I believe that Marxism can remain relevant, but only by becoming relevant to the lives of people at the periphery. Rather than demanding that West Africans join the proletariat and give up traditional beliefs overnight, Marxism should consider the example of Marx himself who urged the Russian revolutionary movement to do everything it could to protect the rural communes from being integrated into the capitalist system.

It is not surprising that CLR James had similar insights into African society in 1947, as reflected in his article "To the People of the Gold Coast." He explains why the tribe, despite its origins as a precapitalist social organization, remained relevant to trade union and socialist struggles in Africa:

"The sense of unity and common social purpose which for centuries has been imbued into the African by the family and the tribe is not lost in the city. In the older European countries the towns centuries ago created new forms and of social unity in the artisan guilds. Later, large-scale capitalist production recreated another form of unity in the labour process itself, which finally produced the unions and labour organisations of today. Yet in the United States, as late as 1935, one of the most powerful constituents of the meteoric rise of the CIO was the fact that scores upon scores of thousands of Southern workers on the basis of the discipline imposed upon them by large-scale production, brought a devotion which was rooted in their close sense of bewilderment in the big city, from which the union was a refuge. The urbanised Africans found neither guild nor large-scale union to organise them. They created their own forms of social unification and they used what came naturally as a basis, the tribe.

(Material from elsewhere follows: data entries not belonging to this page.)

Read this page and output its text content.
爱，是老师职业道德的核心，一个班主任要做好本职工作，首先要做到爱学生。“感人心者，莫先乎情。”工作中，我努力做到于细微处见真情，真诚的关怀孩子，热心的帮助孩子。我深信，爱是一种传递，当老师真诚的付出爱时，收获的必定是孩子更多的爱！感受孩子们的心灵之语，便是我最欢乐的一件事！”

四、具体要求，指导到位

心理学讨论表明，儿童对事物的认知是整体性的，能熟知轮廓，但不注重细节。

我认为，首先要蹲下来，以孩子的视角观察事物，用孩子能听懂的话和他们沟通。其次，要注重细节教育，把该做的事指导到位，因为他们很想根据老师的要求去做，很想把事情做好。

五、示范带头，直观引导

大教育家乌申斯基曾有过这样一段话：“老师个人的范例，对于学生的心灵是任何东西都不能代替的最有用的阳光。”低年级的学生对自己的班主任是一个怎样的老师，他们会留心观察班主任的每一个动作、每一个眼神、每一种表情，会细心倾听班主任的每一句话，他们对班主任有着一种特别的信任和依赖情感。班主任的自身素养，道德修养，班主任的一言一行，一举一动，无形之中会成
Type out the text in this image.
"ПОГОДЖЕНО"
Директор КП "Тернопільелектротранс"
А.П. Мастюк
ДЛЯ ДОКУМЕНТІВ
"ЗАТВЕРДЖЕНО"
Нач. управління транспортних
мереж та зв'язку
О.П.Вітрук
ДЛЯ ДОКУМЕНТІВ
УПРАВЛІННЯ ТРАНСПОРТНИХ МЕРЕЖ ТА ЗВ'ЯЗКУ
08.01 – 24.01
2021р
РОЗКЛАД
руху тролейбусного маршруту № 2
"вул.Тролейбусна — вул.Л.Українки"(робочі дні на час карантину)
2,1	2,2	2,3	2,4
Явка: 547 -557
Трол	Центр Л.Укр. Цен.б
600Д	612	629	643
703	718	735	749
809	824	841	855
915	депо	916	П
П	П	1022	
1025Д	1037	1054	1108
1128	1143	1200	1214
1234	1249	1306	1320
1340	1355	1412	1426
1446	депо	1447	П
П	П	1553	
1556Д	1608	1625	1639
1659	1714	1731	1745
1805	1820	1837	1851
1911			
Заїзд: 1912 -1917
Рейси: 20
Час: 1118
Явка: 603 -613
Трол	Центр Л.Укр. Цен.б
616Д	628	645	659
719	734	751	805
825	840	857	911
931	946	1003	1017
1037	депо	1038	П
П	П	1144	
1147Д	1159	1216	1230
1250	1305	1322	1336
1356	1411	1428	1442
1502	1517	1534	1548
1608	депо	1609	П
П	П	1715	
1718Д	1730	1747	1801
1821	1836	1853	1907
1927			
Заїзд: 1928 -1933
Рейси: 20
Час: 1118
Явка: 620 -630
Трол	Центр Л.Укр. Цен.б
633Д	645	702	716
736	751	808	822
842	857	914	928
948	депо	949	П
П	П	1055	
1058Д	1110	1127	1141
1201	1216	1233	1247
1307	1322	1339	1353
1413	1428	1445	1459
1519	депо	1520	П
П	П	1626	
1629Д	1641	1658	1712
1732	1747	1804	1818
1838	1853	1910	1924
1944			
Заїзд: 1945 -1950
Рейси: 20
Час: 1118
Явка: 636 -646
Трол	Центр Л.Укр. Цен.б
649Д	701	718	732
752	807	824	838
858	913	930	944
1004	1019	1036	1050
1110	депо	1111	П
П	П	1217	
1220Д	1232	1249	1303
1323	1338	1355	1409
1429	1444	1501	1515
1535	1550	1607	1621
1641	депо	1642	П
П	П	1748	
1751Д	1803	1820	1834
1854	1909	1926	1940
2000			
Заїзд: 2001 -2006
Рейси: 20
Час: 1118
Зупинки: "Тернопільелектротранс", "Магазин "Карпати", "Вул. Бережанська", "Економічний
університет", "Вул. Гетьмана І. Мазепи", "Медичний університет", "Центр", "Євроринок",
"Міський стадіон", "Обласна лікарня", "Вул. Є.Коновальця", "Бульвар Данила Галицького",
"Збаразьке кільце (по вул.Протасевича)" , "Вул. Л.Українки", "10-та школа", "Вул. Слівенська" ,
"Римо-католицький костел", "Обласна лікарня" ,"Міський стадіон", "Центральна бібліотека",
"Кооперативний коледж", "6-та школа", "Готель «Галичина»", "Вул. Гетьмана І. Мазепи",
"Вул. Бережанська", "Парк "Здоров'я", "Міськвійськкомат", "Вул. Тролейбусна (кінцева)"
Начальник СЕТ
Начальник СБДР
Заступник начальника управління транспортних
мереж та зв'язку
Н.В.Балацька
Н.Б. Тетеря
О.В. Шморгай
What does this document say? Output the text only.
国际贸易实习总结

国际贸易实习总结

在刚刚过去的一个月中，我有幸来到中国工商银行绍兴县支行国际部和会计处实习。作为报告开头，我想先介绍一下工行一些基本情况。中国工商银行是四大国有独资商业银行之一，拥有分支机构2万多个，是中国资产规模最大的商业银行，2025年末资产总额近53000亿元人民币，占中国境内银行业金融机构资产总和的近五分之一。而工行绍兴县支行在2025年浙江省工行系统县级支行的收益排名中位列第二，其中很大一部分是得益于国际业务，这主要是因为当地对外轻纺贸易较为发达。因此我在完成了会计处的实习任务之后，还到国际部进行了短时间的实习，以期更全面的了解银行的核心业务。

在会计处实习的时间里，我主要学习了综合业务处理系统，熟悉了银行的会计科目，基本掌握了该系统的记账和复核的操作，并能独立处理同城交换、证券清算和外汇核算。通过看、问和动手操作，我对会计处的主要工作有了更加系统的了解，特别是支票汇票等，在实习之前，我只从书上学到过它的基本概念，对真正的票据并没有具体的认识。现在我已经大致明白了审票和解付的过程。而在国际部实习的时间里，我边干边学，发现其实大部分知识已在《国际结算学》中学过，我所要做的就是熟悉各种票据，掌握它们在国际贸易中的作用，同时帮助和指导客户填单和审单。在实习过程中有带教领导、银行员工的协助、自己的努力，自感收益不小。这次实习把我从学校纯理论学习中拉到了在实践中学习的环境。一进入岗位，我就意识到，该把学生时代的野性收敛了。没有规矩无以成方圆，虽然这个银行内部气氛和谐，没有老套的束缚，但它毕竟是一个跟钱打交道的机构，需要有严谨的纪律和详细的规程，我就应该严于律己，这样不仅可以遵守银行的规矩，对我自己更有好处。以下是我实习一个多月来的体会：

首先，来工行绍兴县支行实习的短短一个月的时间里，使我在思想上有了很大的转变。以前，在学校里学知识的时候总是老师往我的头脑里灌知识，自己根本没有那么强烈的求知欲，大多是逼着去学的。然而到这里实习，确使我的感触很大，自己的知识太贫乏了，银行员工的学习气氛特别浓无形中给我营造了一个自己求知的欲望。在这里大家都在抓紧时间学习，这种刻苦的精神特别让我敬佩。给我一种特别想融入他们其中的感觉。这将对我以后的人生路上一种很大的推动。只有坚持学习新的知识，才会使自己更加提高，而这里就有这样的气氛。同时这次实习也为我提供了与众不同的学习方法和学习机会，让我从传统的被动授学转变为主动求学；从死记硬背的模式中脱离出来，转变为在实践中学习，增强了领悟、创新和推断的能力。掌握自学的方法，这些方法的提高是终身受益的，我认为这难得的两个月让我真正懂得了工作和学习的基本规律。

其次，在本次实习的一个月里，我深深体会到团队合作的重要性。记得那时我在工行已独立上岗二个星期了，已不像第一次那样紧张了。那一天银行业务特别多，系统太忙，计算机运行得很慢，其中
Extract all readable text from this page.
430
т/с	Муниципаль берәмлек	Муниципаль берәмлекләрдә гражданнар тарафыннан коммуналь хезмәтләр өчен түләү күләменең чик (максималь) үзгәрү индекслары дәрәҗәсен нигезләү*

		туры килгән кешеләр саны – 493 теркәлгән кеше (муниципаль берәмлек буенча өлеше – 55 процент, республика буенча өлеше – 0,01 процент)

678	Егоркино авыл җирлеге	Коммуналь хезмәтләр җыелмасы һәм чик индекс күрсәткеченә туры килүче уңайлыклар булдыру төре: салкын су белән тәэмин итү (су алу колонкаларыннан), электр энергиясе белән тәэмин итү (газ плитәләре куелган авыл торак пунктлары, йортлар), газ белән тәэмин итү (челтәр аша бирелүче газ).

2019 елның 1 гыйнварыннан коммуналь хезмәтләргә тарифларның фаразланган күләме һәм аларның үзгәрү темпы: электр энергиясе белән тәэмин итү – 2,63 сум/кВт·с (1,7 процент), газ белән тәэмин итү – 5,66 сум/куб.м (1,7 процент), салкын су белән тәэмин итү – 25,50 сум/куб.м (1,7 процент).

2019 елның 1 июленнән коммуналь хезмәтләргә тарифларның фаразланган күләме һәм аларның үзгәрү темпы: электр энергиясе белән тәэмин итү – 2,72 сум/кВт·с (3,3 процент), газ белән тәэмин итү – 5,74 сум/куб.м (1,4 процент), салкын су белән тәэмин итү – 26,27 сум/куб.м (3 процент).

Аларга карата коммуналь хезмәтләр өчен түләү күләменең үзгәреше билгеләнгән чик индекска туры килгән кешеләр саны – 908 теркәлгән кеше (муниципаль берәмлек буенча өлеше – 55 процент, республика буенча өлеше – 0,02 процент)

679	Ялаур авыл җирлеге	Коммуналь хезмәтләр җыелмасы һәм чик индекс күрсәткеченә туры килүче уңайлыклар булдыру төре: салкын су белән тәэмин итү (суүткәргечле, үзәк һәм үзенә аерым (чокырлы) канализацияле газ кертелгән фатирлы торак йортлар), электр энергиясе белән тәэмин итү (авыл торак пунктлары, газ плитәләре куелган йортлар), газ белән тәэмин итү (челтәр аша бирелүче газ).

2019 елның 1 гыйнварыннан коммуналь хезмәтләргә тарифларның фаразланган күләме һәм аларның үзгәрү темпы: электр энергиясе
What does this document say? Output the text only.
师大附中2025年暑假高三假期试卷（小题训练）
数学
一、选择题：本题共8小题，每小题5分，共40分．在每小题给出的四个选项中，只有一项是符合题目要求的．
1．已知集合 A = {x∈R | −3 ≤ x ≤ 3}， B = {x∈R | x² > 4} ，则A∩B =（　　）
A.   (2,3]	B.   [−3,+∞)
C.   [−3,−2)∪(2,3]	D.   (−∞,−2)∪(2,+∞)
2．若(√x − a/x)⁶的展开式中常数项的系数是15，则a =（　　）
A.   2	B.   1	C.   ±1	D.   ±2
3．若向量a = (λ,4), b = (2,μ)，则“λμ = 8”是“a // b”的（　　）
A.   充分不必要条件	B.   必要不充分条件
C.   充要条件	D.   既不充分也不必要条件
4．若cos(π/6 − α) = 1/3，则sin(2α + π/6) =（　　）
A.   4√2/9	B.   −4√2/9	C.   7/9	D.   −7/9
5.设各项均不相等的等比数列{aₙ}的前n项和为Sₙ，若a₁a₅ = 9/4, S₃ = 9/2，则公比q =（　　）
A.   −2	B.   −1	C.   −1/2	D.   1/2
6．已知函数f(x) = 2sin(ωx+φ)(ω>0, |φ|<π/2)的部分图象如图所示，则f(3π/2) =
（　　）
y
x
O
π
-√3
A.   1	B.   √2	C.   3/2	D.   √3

"On a tribal basis they formed unions and associations of all kinds, mutual benefit associations, religious groupings, literary associations, a vast number of sports clubs, semi-political associations or associations which provide in one way or another for one or some or all of these activities. Sometimes, although some of the members are well educated, they conduct their business in the native language. They maintain close communication with their tribal organisation or village. They raise money and initiate schemes for education and social welfare in the village or tribe. The tribal bond unites both the literate and illiterate members of the town. They often act politically as a unity. Nevertheless these are not tribal organisations in the old sense. They are fundamentally a response to the challenge and the perils of town life in a modern community."

And this too would describe Salif Keita's music: a response to the challenge and the perils of town life in a modern community.